Alain chante avec Vincent. Un moment magique que je ne découvre que maintenant. Un instant de grâce qui renvoie à un texte vieux comme s’il y a 43 ans qu’il a été écrit.
« Caresses photographiées sur ma peau sensible
On peut tout jeter, les instants, les photos, c’est libre
Y a toujours le papier collant transparent
Pour remettre au carré tous ces tourments… »
Et aussitôt je pars en voyage dans mes archives photographiées. Ces instants où nous étions libres ? N’est-ce pas une nostalgie évaporée qui s’exprime dans ces mots pour mieux combler les vides de nos existences actuelles ? De quelles photos te souviens-tu ?
J’aime me souvenir des vieux Polaroïd pris par ma grand-mère près d’un sapin immense décoré pour Noël ou de ceux pris dans l’euphorie d’une première étoile gagné par des joueurs en bleus. Chaque fois des visages qui ont changé depuis mais qui brillent encore de l’aura du temps d’avant. Nous avons jeté tellement de photos. Nous en avons conservé quelques unes. Lesquelles ? Pourquoi celles-là ?
Et puis il y a aussi des photos que nous n’avons pas prises. Des moments que nous aurions du capturer pour les coller sur un bout de papier carré. Ils sont partis eux aussi. Pour autant, nous en avons gardé la trace émotionnelle quelque part là-haut, à l’intérieur. Pourquoi y pensons-nous encore aujourd’hui ? Pourquoi cette mémorisation invisible prend-elle tant de place dans notre soi ?
Alors lorsqu’une marque me propose une expérience, je me demande chaque fois ce que je serai capable de mémoriser. Et peut-être, aimerais-je en collecter un morceau en couleur ou même en noir et blanc qui s’ajouterait à mon album. Tu n’as qu’à le poster sur Instagram. Sans doute. Crois-tu que la sensibilité de ma peau soit compatible avec un algorithme ?

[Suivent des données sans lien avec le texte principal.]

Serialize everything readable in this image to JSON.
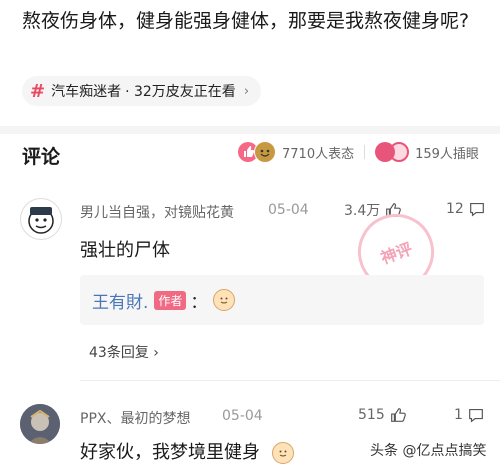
{
  "post": {
    "title": "熬夜伤身体，健身能强身健体，那要是我熬夜健身呢?"
  },
  "topic": {
    "name": "汽车痴迷者",
    "viewers": "· 32万皮友正在看"
  },
  "comments_header": {
    "title": "评论",
    "reactions": "7710人表态",
    "illustrations": "159人插眼"
  },
  "comments": [
    {
      "user": "男儿当自强，对镜贴花黄",
      "date": "05-04",
      "likes": "3.4万",
      "replies_count": "12",
      "text": "强壮的尸体",
      "hot_stamp": "神评",
      "reply": {
        "name": "王有財.",
        "badge": "作者",
        "colon": "："
      },
      "more_replies": "43条回复 ›"
    },
    {
      "user": "PPX、最初的梦想",
      "date": "05-04",
      "likes": "515",
      "replies_count": "1",
      "text": "好家伙，我梦境里健身"
    }
  ],
  "watermark": "头条 @亿点点搞笑",
  "icons": {
    "topic": "hashtag-icon",
    "like": "thumb-up-icon",
    "reply": "comment-icon",
    "smile": "smiley-icon"
  },
  "colors": {
    "accent": "#e94863",
    "reply_name": "#4a76b8"
  }
}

Je voudrais me souvenir aussi des instants heureux dans lesquels mes marques préférées, mes endroits favoris ont joué avec intensité un rôle qui m’a plongé dans un état second. Ce jean délavé que je portais en te rencontrant, ce short de tennis qui me collait à la peau quand je te regardais jouer sur le court d’à côté, ce livre que je n’arrivais pas à lire dans ce métro qui me rapprochait de notre déjeuner interdit, ce porte-crayons qui tomba lorsque nous bousculâmes ton bureau, tous ces magazines qui encombraient notre canapé refuge de nos câlins… Et puis ce cinéma mal aéré, cette salle de concert trop sombre, ce train arrêté sur des voies à peine enneigées, ce balcon sur la mer d’un bleu pale et sage, qui signifient bien quelque chose, si l’image est encore là.

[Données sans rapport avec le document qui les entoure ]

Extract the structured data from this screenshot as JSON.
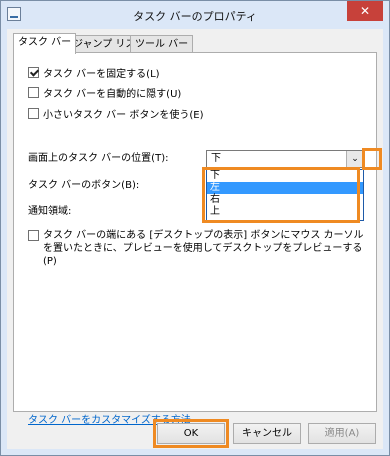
{
  "window": {
    "title": "タスク バーのプロパティ",
    "close_glyph": "✕"
  },
  "tabs": [
    {
      "label": "タスク バー"
    },
    {
      "label": "ジャンプ リスト"
    },
    {
      "label": "ツール バー"
    }
  ],
  "options": {
    "lock": {
      "label": "タスク バーを固定する(L)",
      "checked": true
    },
    "autohide": {
      "label": "タスク バーを自動的に隠す(U)",
      "checked": false
    },
    "small_buttons": {
      "label": "小さいタスク バー ボタンを使う(E)",
      "checked": false
    }
  },
  "position": {
    "label": "画面上のタスク バーの位置(T):",
    "selected": "下",
    "dropdown_glyph": "⌄",
    "choices": [
      "下",
      "左",
      "右",
      "上"
    ],
    "highlighted_index": 1
  },
  "buttons_label": "タスク バーのボタン(B):",
  "notification_label": "通知領域:",
  "peek": {
    "label": "タスク バーの端にある [デスクトップの表示] ボタンにマウス カーソルを置いたときに、プレビューを使用してデスクトップをプレビューする(P)",
    "checked": false
  },
  "customize_link": "タスク バーをカスタマイズする方法",
  "footer": {
    "ok": "OK",
    "cancel": "キャンセル",
    "apply": "適用(A)"
  },
  "colors": {
    "highlight": "#ef8a22",
    "selection": "#3399ff",
    "link": "#0066cc"
  }
}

Lorsque les marques voudront bien se concentrer sur les moments que nous vivons avec elles et non plus sur les achats et les points qu’ils génèrent, notre mémoire sera plus belle. Plus colorée aussi.
Oui mais tu sais avec le digital, tout a changé. Ah vraiment ?
Tu sais, j’écoute cette chanson en mode numérique. J’ai dans la mémoire de mon ordi des tas de photos sans intérêt. J’ai certainement de très jolis mots glissés dans un mail de toi ou de nous. Pour autant que ton ticket de caisse soit téléchargeable depuis mon espace client, si jamais je n’ai pas perdu mon mot de passe en sortant mes mains de mes poches, sera-t-il photogénique ? où seras-tu, toi Vanessa qui m’a conseillé, ou toi Virgile qui m’a souri en me voyant jouer avec ce tablier de cuisine marqué d’un rat toqué ? Tu auras disparu. Tu ne seras pas sur la photo. Et pourtant, j’ai encore des frissons qui me parcourent quand j’y pense.
Et puis je prends le train vers la côte. Je monte dans le ferryboat. Assis-toi !
C’est quoi une vie ?
Merci Vincent !
Et maintenant, je te laisse découvrir la belle réponse de Karine :
Comme toi, Patrice, j’ai pris conscience que l’essentiel est à la fois insaisissable et éphémère. J’ai réalisé à quel point ce vieux jeans troué me collait à la peau quand j’étais ado; je me suis souvenue de cette gomme parfumée qui me remplissait de bonheur alors que j’écoutais mon professeur d’histoire, de la peur au ventre devant ma première boîte de Tampax.
J’arrête.
Aujourd’hui, consciente de tout cela, je savoure chaque instant précieux car je sais qu’il ne durera pas et surtout, qu’il ne se produira qu’une seule fois.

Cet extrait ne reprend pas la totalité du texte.